A recent study by a NASA-led team has detailed the areas of California where land is sinking, or rising, the most.
Why It Matters
While NASA’s report said the changes seemed insignificant as they amounted to just fractions of an inch per year, it noted that they can affect local flood risks, wave exposure, and saltwater intrusion.
What to Know
The study examined California’s vertical land motion—both sinking (subsidence) and rising (uplift)—over the period from 2015 to 2023.
Using radar data from ESA’s Sentinel-1 satellites combined with ground-based GPS measurements, researchers from NASA’s Jet Propulsion Laboratory and the National Oceanic and Atmospheric Administration NOAA created detailed maps showing how different areas of the state are changing.

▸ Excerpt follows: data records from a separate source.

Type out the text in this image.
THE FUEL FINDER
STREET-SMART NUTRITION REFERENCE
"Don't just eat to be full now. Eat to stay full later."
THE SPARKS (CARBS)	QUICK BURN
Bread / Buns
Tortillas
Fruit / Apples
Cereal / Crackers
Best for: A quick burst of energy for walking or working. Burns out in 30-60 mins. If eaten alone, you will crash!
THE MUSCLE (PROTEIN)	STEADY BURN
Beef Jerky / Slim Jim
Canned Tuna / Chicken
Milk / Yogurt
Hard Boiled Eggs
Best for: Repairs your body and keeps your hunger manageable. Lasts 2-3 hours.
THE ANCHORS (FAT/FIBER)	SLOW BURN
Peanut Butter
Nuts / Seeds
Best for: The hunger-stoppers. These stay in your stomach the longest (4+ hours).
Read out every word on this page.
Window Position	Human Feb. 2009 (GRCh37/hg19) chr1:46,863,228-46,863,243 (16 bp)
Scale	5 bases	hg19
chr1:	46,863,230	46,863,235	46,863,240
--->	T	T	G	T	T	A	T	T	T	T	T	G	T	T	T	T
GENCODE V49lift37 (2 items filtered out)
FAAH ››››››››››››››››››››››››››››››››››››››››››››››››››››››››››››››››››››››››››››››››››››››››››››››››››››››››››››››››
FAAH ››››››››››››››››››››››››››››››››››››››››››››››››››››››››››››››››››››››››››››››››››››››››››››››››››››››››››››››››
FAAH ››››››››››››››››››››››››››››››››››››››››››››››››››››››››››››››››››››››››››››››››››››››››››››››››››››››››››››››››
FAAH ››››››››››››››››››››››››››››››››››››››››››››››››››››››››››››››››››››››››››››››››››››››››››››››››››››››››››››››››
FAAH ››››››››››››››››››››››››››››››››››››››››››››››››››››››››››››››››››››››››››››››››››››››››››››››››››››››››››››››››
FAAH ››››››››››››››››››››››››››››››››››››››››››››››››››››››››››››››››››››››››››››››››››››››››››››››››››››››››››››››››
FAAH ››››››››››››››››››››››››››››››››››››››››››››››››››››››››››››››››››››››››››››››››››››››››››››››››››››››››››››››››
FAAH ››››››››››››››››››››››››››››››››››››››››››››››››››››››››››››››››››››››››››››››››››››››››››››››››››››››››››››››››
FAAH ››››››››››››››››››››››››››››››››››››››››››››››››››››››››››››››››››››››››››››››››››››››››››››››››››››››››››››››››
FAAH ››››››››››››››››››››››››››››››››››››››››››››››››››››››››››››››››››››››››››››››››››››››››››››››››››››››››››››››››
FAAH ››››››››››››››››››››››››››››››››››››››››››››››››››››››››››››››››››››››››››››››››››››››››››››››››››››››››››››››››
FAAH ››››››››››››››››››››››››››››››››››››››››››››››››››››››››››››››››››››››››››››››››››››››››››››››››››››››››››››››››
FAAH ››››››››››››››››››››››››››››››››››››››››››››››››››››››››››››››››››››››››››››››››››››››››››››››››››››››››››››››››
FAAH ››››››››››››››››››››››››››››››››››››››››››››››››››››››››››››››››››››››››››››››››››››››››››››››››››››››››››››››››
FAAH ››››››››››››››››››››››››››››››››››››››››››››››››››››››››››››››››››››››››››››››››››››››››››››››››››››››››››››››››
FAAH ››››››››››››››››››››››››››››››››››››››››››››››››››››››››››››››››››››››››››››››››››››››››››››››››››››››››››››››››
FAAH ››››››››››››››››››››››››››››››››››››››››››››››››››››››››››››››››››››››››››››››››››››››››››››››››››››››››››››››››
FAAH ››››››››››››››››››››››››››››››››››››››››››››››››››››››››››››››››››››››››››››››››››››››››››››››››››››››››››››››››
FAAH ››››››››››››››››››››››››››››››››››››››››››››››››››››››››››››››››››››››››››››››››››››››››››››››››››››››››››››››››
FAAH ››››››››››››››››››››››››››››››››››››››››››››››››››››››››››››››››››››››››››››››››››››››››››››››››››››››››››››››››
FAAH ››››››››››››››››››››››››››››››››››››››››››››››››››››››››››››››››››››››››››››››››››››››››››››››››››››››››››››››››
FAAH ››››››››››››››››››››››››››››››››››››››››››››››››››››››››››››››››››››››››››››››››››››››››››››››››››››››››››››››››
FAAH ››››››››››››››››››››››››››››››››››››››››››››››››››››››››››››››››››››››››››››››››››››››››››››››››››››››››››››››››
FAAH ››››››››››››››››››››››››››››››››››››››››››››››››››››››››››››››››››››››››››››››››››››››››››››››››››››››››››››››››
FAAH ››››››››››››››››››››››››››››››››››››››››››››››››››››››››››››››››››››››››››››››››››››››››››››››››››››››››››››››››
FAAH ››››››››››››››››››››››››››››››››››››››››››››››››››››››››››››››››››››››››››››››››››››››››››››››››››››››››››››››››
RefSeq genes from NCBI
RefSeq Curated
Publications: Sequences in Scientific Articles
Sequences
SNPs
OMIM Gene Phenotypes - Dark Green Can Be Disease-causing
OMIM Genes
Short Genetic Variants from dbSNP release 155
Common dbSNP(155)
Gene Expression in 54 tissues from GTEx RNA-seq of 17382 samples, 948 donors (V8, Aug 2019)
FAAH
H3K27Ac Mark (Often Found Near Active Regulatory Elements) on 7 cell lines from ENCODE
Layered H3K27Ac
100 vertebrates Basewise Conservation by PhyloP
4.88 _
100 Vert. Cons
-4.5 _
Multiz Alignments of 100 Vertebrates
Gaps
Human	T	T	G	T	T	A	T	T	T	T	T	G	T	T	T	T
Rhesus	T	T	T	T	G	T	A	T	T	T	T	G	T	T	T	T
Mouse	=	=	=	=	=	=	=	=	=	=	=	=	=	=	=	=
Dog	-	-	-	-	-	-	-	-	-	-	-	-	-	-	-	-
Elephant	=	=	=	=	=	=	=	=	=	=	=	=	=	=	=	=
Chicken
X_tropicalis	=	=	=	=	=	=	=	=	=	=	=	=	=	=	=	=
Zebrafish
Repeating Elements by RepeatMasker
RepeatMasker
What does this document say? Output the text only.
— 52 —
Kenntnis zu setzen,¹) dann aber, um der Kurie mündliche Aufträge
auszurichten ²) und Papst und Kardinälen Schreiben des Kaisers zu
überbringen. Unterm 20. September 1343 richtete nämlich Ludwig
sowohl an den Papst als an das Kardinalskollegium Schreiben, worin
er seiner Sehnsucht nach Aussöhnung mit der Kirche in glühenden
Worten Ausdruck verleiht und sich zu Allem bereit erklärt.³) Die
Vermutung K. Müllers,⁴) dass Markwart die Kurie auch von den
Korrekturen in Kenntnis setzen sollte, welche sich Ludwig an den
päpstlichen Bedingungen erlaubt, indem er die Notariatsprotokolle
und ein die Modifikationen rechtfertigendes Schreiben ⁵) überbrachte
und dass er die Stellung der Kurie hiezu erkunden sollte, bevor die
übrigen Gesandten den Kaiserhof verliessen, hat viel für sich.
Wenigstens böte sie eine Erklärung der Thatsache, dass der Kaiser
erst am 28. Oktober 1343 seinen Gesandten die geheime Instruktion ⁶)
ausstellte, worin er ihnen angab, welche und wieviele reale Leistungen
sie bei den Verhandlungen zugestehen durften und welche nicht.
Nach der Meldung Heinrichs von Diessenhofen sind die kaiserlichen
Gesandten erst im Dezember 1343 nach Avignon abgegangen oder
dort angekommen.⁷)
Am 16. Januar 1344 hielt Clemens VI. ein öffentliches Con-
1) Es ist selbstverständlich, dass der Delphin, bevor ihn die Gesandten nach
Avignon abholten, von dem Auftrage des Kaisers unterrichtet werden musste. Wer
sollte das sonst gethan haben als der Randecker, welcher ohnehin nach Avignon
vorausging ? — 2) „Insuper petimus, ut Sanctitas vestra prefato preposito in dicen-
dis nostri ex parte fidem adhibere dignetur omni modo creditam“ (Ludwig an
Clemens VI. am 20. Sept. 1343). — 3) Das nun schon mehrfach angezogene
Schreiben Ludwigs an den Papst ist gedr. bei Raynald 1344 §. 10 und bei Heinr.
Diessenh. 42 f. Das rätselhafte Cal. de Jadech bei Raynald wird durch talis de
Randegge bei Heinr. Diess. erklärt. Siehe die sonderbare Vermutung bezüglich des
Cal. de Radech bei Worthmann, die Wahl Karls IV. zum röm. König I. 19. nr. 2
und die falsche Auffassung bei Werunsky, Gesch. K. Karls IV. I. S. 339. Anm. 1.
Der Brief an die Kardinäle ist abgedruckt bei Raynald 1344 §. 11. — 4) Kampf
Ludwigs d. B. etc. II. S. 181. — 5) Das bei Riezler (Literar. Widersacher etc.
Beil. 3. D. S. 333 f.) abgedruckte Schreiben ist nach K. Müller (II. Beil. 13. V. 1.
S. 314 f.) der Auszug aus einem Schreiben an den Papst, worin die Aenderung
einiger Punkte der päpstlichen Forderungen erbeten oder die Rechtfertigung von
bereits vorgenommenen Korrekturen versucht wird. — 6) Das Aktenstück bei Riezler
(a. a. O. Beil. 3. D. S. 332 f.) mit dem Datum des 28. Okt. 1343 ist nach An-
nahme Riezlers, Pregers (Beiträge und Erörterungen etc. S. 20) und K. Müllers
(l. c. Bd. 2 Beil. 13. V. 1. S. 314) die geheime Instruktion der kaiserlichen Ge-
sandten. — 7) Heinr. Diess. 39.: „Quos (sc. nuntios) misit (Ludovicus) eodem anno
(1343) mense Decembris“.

Blue regions on the above map indicate subsidence, with the darker shades sinking at a quicker pace than the lighter ones. Conversely, the dark red regions mark the areas where the land is rising most rapidly.
Both manmade and natural causes were factors in ground level changes.
Many coastal regions, including parts of San Francisco, Los Angeles, and San Diego, as well as sections of the Central Valley, are slowly sinking, it showed.
This was linked to processes such as soil compaction, erosion and groundwater withdrawal.
Land in San Rafael, Corte Madera, Foster City and Bay Farm Island in the San Francisco Bay Area was found to be subsiding at more than 0.4 inches per year, primarily due to sediment compaction—when loose particles are pressed together under the weight of overlying layers. When taking into account the sinking in the lowest-lying areas, local sea levels could rise over 17 inches by 2050.
The fast-sinking land in the state’s Central Valley (up to 8 inches per year) was influenced by groundwater withdrawal, said the report on the study.
“Periods of drought and precipitation can alternately draw down or inflate underground aquifers,” it explained.
In contrast, areas like Long Beach are experiencing uplift. In Long Beach’s case, it was noted that this was a site of oil and gas extraction activities.
What People Are Saying
Marin Govorcin, lead author of the report and remote sensing scientist at NASA’s Jet Propulsion Laboratory, said: “In many parts of the world, like the reclaimed ground beneath San Francisco, the land is moving down faster than the sea itself is going up.”
NASA’s report on the study said: “In coastal areas, understanding local elevation changes can help communities adapt to rising sea levels. The researchers pinpointed hot spots—including cities, beaches, and aquifers—with greater exposure to rising seas in coming decades.”
What Happens Next
A separate study recently suggested that, by 2050, some of California’s biggest cities could be at greater risk from floods than from wildfires.